It’s a whole new Leftovers, y’all—in the intriguing season two opener, “Axis Mundi,” we’ve left the dark insanity of Mapleton, New York for Miracle, Texas, a town that’s been re-named as such because none of its residents were raptured on that fateful October 14.
Spoilers follow!
The former burg of Jarden has become a national park, and a destination for those in search of meaning in the post-departure era. It’s also such a desired address that it’s encircled by a fence, and visitors are bussed in and must wear color-coded wristbands. New folks may move there only when the very rare real estate vacancy crops up.
Somehow, season one’s cobbled-together family group Kevin Garvey (Justin Theroux), Jill Garvey (Margaret Qualley), Nora Durst (Carrie Coon), and Christine and Holy Wayne’s orphaned infant score one of the vacant houses. But the shell-shocked Garveys—judging from the episode two promo, we’ll soon learn more about their journey from New York to Texas—aren’t the main focus of this season opener. Whereas last season was mostly spent following people suffering from the loss and guilt in the wake of the global event, now we meet people who were ... miraculously? ... untouched by it.
Or so it seems. Initially, the Murphy family appears incredibly normal. Mom Erika (Regina King) is a no-nonsense doctor, and the teenaged kids—popular athlete Evie (Jasmin Savoy Brown), budding Baptist preacher Michael (Jovan Adepo)—are good-natured and well-adjusted. But while quirky father John’s (Kevin Carroll) role in the family is a natural one (sternly reminding Evie of her curfew, etc.), his role in Miracle is shadowy at best. His community-sanctioned job appears to be destroying the lives of anyone he deems a spiritual charlatan; we see him burst right into the house of a childhood friend, Isaac—who makes a living as a palm-print reader, and has recently predicted that something terrible will happen to John—toss the poor man out, and burn the home to the ground. In full firefighter attire.
He is also an ex-con, having done time for attempted murder; we don’t know the circumstances yet, but it’s revealed as being no big secret—though it’ll surely have meaning for what’s to come.

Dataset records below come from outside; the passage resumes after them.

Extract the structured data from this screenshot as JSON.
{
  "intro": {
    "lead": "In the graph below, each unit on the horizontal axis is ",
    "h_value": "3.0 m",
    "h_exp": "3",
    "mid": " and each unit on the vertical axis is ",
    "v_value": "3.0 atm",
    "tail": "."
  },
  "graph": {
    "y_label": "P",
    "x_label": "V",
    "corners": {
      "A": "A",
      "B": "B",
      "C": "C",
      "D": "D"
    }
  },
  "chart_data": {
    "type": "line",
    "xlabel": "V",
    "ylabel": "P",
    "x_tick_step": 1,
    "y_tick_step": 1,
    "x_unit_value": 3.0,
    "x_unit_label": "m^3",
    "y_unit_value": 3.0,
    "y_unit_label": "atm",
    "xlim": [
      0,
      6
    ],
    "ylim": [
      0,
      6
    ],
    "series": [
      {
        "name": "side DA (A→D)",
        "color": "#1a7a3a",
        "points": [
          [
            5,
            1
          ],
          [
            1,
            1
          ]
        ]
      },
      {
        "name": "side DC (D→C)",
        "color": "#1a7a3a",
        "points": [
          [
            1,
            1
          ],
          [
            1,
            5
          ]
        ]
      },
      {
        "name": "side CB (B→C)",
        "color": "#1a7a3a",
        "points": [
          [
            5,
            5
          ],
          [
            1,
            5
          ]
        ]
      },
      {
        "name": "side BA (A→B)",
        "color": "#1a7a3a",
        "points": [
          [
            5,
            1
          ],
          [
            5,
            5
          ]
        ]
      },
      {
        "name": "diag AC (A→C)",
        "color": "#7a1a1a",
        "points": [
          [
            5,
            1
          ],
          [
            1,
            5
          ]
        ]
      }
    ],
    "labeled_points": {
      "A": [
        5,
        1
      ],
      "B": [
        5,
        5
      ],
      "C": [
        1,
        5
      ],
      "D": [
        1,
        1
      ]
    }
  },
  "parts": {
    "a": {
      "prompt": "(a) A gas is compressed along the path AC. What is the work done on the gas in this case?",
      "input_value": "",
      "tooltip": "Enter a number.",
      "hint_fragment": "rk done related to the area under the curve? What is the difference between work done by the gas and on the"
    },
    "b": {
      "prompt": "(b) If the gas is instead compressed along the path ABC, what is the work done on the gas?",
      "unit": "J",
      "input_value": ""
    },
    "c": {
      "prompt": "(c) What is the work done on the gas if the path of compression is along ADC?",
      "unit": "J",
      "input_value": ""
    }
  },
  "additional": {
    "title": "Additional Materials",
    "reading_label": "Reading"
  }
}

Most of “Axis Mundi” is spent introducing the new setting and characters (the other season one familiar face so far is Christopher Eccleston’s Matt Jamison, who visits Michael’s church as a cautiously welcomed guest preacher), but from what we’ve seen, Miracle is a highly unpredictable place. There may be no creepy vow-of-silence cults (at least, not that we’ve seen yet), but it’s the kind of town where a man with a Biblical beard lives on an elevated platform high above the main street. Where another man strides into the local diner and matter-of-factly sacrifices a goat during breakfast (then sheepishly retreats as the annoyed waitress calls for cleanup, with the air of someone who’s seen this happen a time or two before). Where Erika visits a spot in the forest outside of town, digs up a box, opens it, and a live bird flies out. Where earthquakes are frequent, and the town’s water supply may have magical qualities.
“We are spared. Amen,” Michael tells his congregation. But this episode begins with a prologue that suggests being spared is maybe not the blessing it appears to be; rather, it might instead be a set-up for something much worse to come. In the wordless opening scene, we watch as a primitive woman, hugely pregnant, survives a cave-in and somehow gives birth alone, safely. It’s a Miracle! Then she’s bitten by a snake and dies next to a pond. But then another woman appears to rescue the motherless baby. It’s a Miracle?
We return to that same body of water twice in “Axis Mundi,” a reference to the mythical point where Heaven and Earth are connected. First, just after the prologue, as an establishing shot lets us know it’s the same pond that Evie uses as a swimming hole. We return at the end when John, frantically searching for his missing daughter, realizes she and her two friends—who we see sprinting naked through the woods in an earlier sequence that’s never explained—have seemingly evaporated along with the town’s much-prized water.
Isaac’s dooming prophecy has come true, and The Leftovers now has a new mysterious disappearance to grapple with, and to propel its story into the upcoming season.
As a side note, did anyone else rewind that amazing little background bit—a tabloid news show revealing that Perfect Strangers star Mark Linn-Baker faked his own disappearance on that fateful October 14 and has been in hiding in Mexico ever since? (Vulture shared the context behind that moment.) Could that be an indication that The Leftovers will embrace even more dark humor, less moping this season? Let’s hope so! Even without that, though, the season opener was satisfyingly bizarre and hinted at all kinds of twisted weirdness to come. And that is very promising.